Wednesday, May 13, 2015

Full of Love and Hope

Bhumika Shrestha, Nepal’s first transgender politician, talks about her experiences

By Shevlin Sebastian

Photos: Bhumika by Melton Antony; Bhumika with director Nicola Desouza

In the two-minute film, 'I AM: The Transcender', a slim person stands next to a light in a darkened room and says, “I am Bhumika Shrestha. I am a transgender. I am going to be a transgender in my next life. This is not my only identity. I am a Nepali, a Hindu, a sister, a daughter, a politician, an actress, and a human rights activist.”

Bhumika looks attractive, with her doe-shaped eyes, high cheekbones and coiffed hair, an easy smile and with a beaded necklace around her neck. On a recent to Kochi, with the film's director Nicola Desouza, the Kathmandu-based Bhumika says, “When I was seven years old, I began to think and feel like a woman. I put lipstick, used make-up and wore my mom’s sarees. But my family always supported me. They never questioned my behaviour. They felt that since I was a child I was behaving like this. But once I grew up, I would become all right.”

But Bhumika did not. At the Vidya Mandir Higher Secondary School, the students as well as the teachers mocked her. Once the teacher said, “You look like a girl with your long hair. You have to change.” Like most transgenders, she went home and cried. In Class 10, Bhumika was thrown out of school.

There were many times when she felt suicidal. Once, she bought a bottle of sleeping pills. But Bhumika could not go through with it. “I loved life too much,” she says. “But I know of many transgenders who killed themselves.”

Bhumika's life changed, in 2003, when she joined the Blue Diamond Society, which caters to sexual minorities. “I saw many people like me,” she says. “I felt that I belonged. And I finally accepted my sexuality.”

Thereafter, Bhumika did something unusual. She joined the Nepali Congress Party in 2008 and became the first transgender in the country to do so. She wanted to stand for elections and got the go-ahead from the party leaders. Unfortunately, because of a technical glitch she could not contest. In the election form, there were only two genders: male and female. So, she could not identify herself. Nevertheless, she has been fighting for the rights of transgenders. And Bhumika won a significant victory recently.

In January, Nepal became one of the few countries in the world to add a third gender in their passports. Apart from male and female, there is now a category called transgender. (Incidentally, there are three lakh transgenders in Nepal).

But for a long time, Bhumika experienced stress when she travelled abroad. In her passport, she is identified as Kailash Shrestha.
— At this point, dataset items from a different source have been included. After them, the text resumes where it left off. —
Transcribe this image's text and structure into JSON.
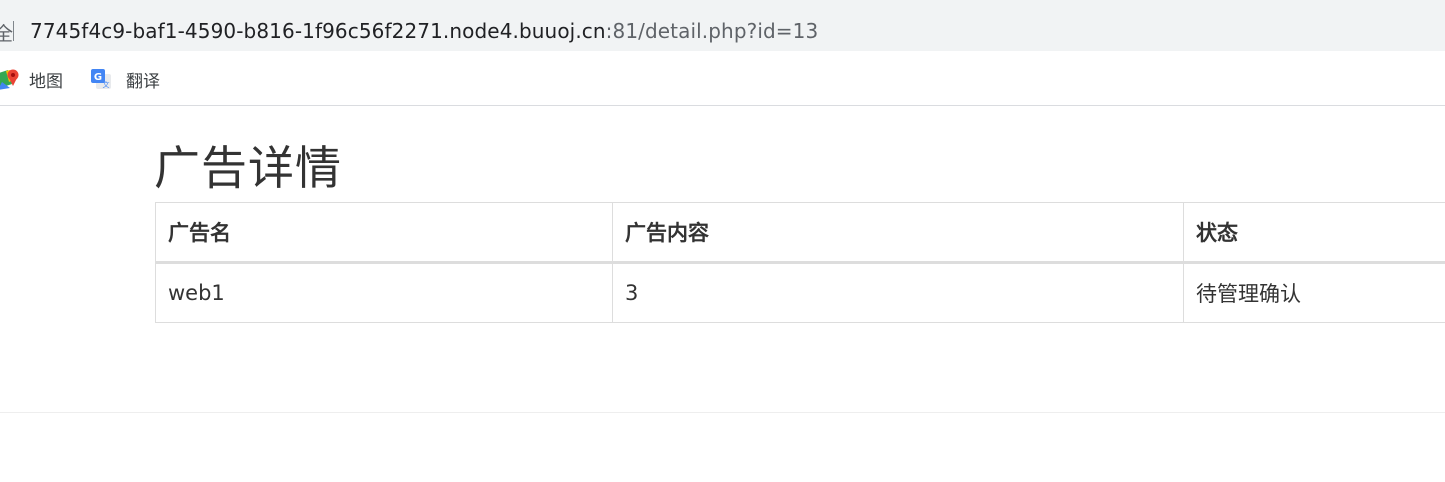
{
  "browser": {
    "secure_fragment": "全",
    "url_host": "7745f4c9-baf1-4590-b816-1f96c56f2271.node4.buuoj.cn",
    "url_rest": ":81/detail.php?id=13",
    "bookmarks": [
      {
        "label": "地图",
        "icon": "maps-icon"
      },
      {
        "label": "翻译",
        "icon": "translate-icon"
      }
    ]
  },
  "page": {
    "title": "广告详情",
    "table": {
      "headers": [
        "广告名",
        "广告内容",
        "状态"
      ],
      "rows": [
        [
          "web1",
          "3",
          "待管理确认"
        ]
      ]
    }
  }
}
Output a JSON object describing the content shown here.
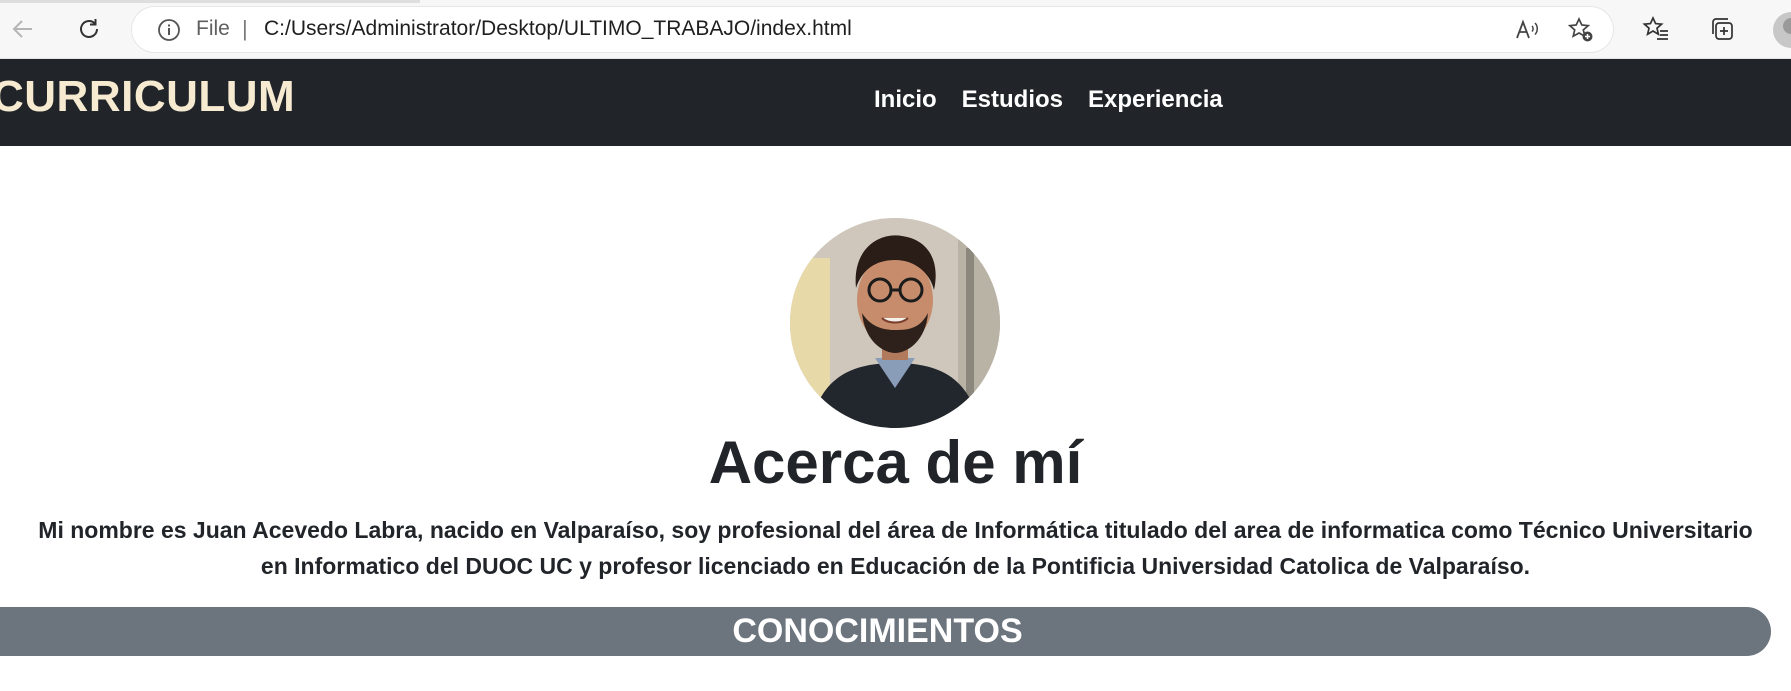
{
  "browser": {
    "scheme_label": "File",
    "separator": "|",
    "url": "C:/Users/Administrator/Desktop/ULTIMO_TRABAJO/index.html",
    "icons": [
      "back-arrow-icon",
      "refresh-icon",
      "info-icon",
      "read-aloud-icon",
      "add-favorite-icon",
      "favorites-icon",
      "collections-icon",
      "profile-avatar"
    ]
  },
  "site": {
    "brand": "CURRICULUM",
    "nav": [
      "Inicio",
      "Estudios",
      "Experiencia"
    ],
    "colors": {
      "navbar": "#212529",
      "brand": "#f6ead0",
      "section_band": "#6c757d"
    }
  },
  "about": {
    "title": "Acerca de mí",
    "text": "Mi nombre es Juan Acevedo Labra, nacido en Valparaíso, soy profesional del área de Informática titulado del area de informatica como Técnico Universitario en Informatico del DUOC UC y profesor licenciado en Educación de la Pontificia Universidad Catolica de Valparaíso."
  },
  "section": {
    "title": "CONOCIMIENTOS"
  }
}
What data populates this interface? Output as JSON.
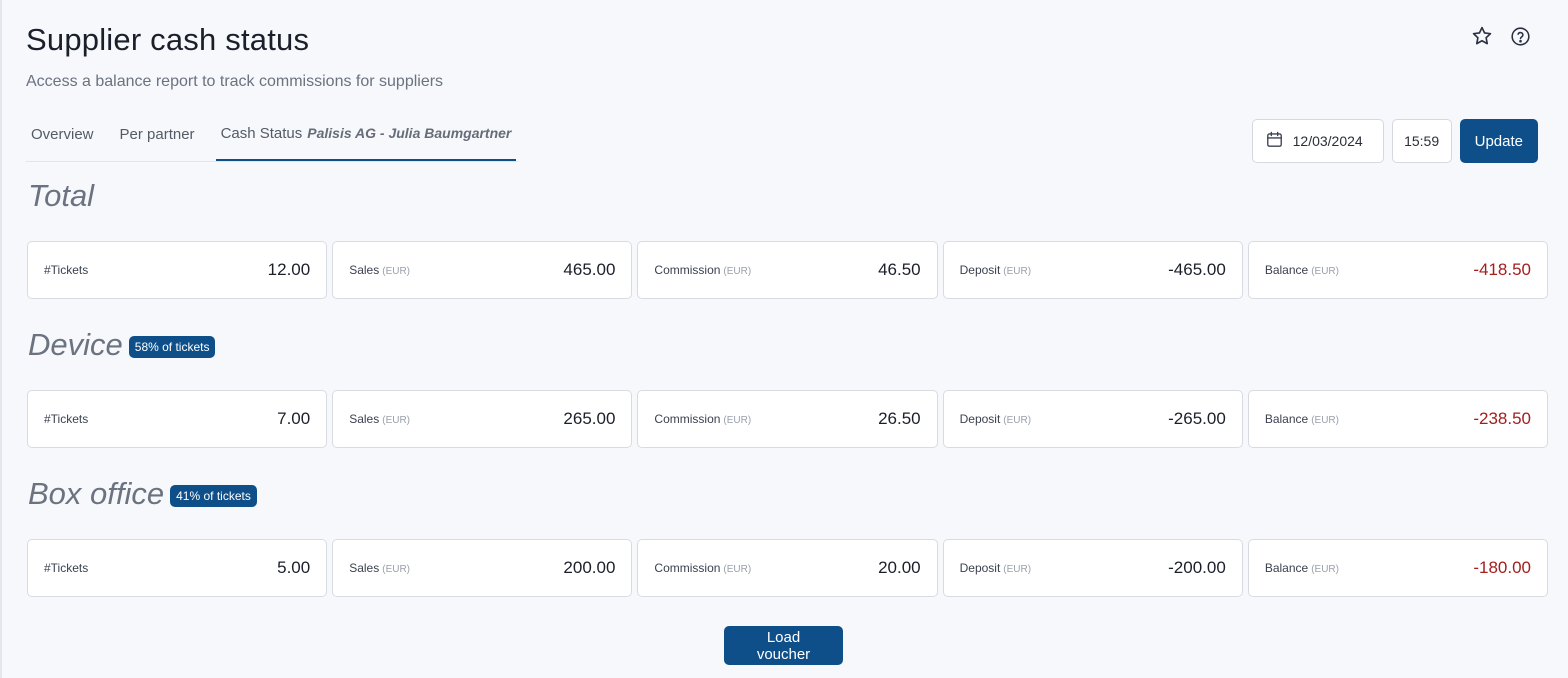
{
  "header": {
    "title": "Supplier cash status",
    "subtitle": "Access a balance report to track commissions for suppliers",
    "icons": [
      "star-icon",
      "help-icon"
    ]
  },
  "tabs": [
    {
      "label": "Overview",
      "active": false
    },
    {
      "label": "Per partner",
      "active": false
    },
    {
      "label": "Cash Status",
      "active": true,
      "partner": "Palisis AG - Julia Baumgartner"
    }
  ],
  "controls": {
    "date": "12/03/2024",
    "time": "15:59",
    "update_label": "Update"
  },
  "sections": [
    {
      "title": "Total",
      "badge": "",
      "cards": [
        {
          "label": "#Tickets",
          "unit": "",
          "value": "12.00",
          "negative": false
        },
        {
          "label": "Sales",
          "unit": "(EUR)",
          "value": "465.00",
          "negative": false
        },
        {
          "label": "Commission",
          "unit": "(EUR)",
          "value": "46.50",
          "negative": false
        },
        {
          "label": "Deposit",
          "unit": "(EUR)",
          "value": "-465.00",
          "negative": false
        },
        {
          "label": "Balance",
          "unit": "(EUR)",
          "value": "-418.50",
          "negative": true
        }
      ]
    },
    {
      "title": "Device",
      "badge": "58% of tickets",
      "cards": [
        {
          "label": "#Tickets",
          "unit": "",
          "value": "7.00",
          "negative": false
        },
        {
          "label": "Sales",
          "unit": "(EUR)",
          "value": "265.00",
          "negative": false
        },
        {
          "label": "Commission",
          "unit": "(EUR)",
          "value": "26.50",
          "negative": false
        },
        {
          "label": "Deposit",
          "unit": "(EUR)",
          "value": "-265.00",
          "negative": false
        },
        {
          "label": "Balance",
          "unit": "(EUR)",
          "value": "-238.50",
          "negative": true
        }
      ]
    },
    {
      "title": "Box office",
      "badge": "41% of tickets",
      "cards": [
        {
          "label": "#Tickets",
          "unit": "",
          "value": "5.00",
          "negative": false
        },
        {
          "label": "Sales",
          "unit": "(EUR)",
          "value": "200.00",
          "negative": false
        },
        {
          "label": "Commission",
          "unit": "(EUR)",
          "value": "20.00",
          "negative": false
        },
        {
          "label": "Deposit",
          "unit": "(EUR)",
          "value": "-200.00",
          "negative": false
        },
        {
          "label": "Balance",
          "unit": "(EUR)",
          "value": "-180.00",
          "negative": true
        }
      ]
    }
  ],
  "footer": {
    "load_voucher_label": "Load voucher"
  },
  "colors": {
    "accent": "#0e4f8a",
    "negative": "#a51d1d",
    "background": "#f6f8fb"
  }
}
Once when she was going to the USA, she had to transit at Doha, the capital of Qatar.

They looked at my photo and stared at me. Then they directed me to the female line,” she says. “I told them that earlier I was a male, now I am a woman. Since it is a Muslim country, they could not understand the meaning of the term, transgender. So, they took me to a separate room and physically checked me. It was only then they understood who I am.” 

Meanwhile, last year, director Nicola saw a film called, 'The Other Nature', by the Kathmandu-based Nani Sahra Walker. It was about the Lesbian, Gay, Bisexual and Transgender (LGBT) communities in Nepal. “There was one shot of Bhumika, wearing a white bridal dress, and dancing at an annual gay event,” says Nicola. “She was dancing wildly. I have never seen anybody dance like this.”

So Nicola contacted Nani. Then she went to Nepal in August, 2014, to see Bhumika. “We spent time with each other,” says Nicola. “She told me about herself and her life. Even though Bhumika has been threatened and harassed and gone through so much, she is full of hope and love. She has no hatred or anger against society.”

So Nicola decided to make a short film on Bhumika. So far, it has been shown at the Script International Film Festival, Kochi, 'Gender Reel' in New York, the Transgender Film Festival in San Francisco, and the British Film Institute Festival on the LGBT community called 'Flare' in London.

Meanwhile, following the massive earthquake, on April 26, at Kathmandu, the Mumbai-based Nicola was stranded in the town of Kirtipur, just 5 kms away. But later, she met up with Bhumika. 

She is okay,” says Nicola, by e-mail. “In fact, I am living with Bhumika and her family in a tent at Kathmandu for the past several days. Unfortunately, Bhumika lost two of her close friends. She is very upset about that. Both of us had gone for the cremation.”